痛みはない。何か、フワフワしたものの上にエルはいた。
「よし、着地成功!」
「……」
「エル、大丈夫か?」
「……」
「エル?」
「死ぬかと、思った」
「安心しろ。生きている」
イングリットに生きていると言われ、エルはやっと瞼を開いた。
そこは、深い森の中。高くそびえる針葉樹林が辺り一面広がっている。
「怪我はないようだな」
「うん」
体はどこも痛くない。鞄の中に身を隠していたヨヨも無事だ。エルにしがみついているプロクスも、問題ない。イングリットが背負っていた荷物の中のフランベルジュも、もちろん異常なしであった。

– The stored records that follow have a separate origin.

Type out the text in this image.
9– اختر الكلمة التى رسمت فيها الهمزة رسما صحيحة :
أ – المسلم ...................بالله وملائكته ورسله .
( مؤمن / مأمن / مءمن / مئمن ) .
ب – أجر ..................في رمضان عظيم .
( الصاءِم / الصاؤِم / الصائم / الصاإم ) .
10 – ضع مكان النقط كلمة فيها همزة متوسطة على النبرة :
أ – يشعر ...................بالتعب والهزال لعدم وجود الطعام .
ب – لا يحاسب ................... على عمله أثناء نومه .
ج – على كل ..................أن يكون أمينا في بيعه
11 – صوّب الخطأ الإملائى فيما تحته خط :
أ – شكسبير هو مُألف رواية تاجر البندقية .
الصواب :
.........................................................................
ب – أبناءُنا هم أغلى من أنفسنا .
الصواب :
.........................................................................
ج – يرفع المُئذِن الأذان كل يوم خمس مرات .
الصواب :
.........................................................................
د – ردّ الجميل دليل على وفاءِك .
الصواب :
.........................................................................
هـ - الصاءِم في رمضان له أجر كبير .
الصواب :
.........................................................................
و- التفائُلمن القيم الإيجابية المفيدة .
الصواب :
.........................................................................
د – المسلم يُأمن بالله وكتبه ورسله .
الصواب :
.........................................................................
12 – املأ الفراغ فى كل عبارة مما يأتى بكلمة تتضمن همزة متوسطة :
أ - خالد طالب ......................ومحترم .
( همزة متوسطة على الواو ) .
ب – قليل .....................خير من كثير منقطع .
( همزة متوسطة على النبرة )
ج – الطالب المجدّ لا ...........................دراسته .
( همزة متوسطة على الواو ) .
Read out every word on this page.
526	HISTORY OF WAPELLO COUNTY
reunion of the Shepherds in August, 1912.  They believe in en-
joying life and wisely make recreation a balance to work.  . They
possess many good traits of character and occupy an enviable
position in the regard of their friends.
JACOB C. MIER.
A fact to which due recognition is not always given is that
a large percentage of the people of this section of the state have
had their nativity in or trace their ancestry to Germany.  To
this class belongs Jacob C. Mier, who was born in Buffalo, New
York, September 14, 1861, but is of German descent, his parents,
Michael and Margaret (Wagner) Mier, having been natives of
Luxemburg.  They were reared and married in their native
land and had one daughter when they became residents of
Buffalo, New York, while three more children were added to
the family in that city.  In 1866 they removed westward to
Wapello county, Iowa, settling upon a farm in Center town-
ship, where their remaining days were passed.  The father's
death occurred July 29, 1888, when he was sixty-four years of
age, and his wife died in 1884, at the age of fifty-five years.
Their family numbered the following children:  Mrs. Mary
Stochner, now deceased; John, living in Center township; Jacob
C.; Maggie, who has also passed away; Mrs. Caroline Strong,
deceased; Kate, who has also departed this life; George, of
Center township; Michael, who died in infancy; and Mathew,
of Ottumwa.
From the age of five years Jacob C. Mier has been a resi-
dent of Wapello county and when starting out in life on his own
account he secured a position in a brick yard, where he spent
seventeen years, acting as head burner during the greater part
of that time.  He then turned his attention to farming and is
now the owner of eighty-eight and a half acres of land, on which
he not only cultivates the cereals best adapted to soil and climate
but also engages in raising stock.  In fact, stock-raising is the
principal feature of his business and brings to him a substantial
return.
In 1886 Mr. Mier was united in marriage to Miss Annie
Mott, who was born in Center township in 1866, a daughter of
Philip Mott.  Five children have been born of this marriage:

イングリットの背中に生えた翼は、バキバキに折れている。
「あー、これはもう、使いもんにならないな」
「イングリット、それ、何? 落下傘では、ないよね?」
「飛行機だ。落下傘よりも速く飛べる魔技工品だよ」
イングリットの新作らしい。落下傘よりも精密に作っている物ではなく、試作段階だったと。
飛行中の記憶は、消し去りたい。酷い使い心地だった。
だが、飛行機があったからこそ、逃げ切れたのだろう。落下傘の速度だったら、確実にハルピュイアに追いつかれて攻撃されていた。
「ハルピュイアを五体も相手にしたら、私達は死んでいた。だから、飛行機に賭けたんだ」
「イングリット、ありがとう」
感謝の気持ちを伝えると、イングリットはポカンとした表情を見せる。
「どうしたの?」
「いや、エルに怒られるかと思っていたから」
「怒らないよ。だって、無事だったじゃない」
「そうだけれど。逃げる過程がはちゃめちゃだっただろう?」
「それでも、わたし達は怪我一つなく生きている。イングリットの思いきりのよさのおかげ」
「ま、まあ、そうだな」
しかし、喜んでもいられない。ネージュとはぐれてしまったのだ。
「エルはネージュと契約しているんだろう? 何か、気配とかわからないのか?」
イングリットの疑問には、エルではなくヨヨが答えた。
『できるはずだよ。ねえ、エル。集中して、ネージュの魔力を探るんだ』
「ネージュの、魔力?」
『そう。意識したら、わかるでしょう? 僕の魔力も、目を凝らして見てみなよ』
エルはじっと、ヨヨを見つめる。すると、緑色の糸のようなものが、ヨヨの周囲に見えた。
「あ――、すごい。ヨヨ、森の中にいるから、いつもより、魔力が活性化されている?」
『まあね』
ヨヨは森暮らしの妖精なので、森の中だと普段より多くの力を有しているようだ。
『何ができるかと言えば、地面から蔦を生やしたり、木の枝を自在に操れたりするだけだけど』
「それでもすごいよ」
ヨヨのすごさはひとまずおいて。
エルは集中し、ネージュの魔力を探った。
「一応、ネージュが落ちていった辺りを目指していたんだが」
『だから、あんなにぐるんぐるん回っていたんだ』
「猫くんは大丈夫だったか?」
『人間だったら、吐いていたと思う。まあ、妖精だから平気だったけれど』
「エルはよく平気だったな」
『強い子に育てました』
イングリットとヨヨの会話は敢えて聞き流し、エルは集中する。
うっすらと、白い絹のような糸が見えた。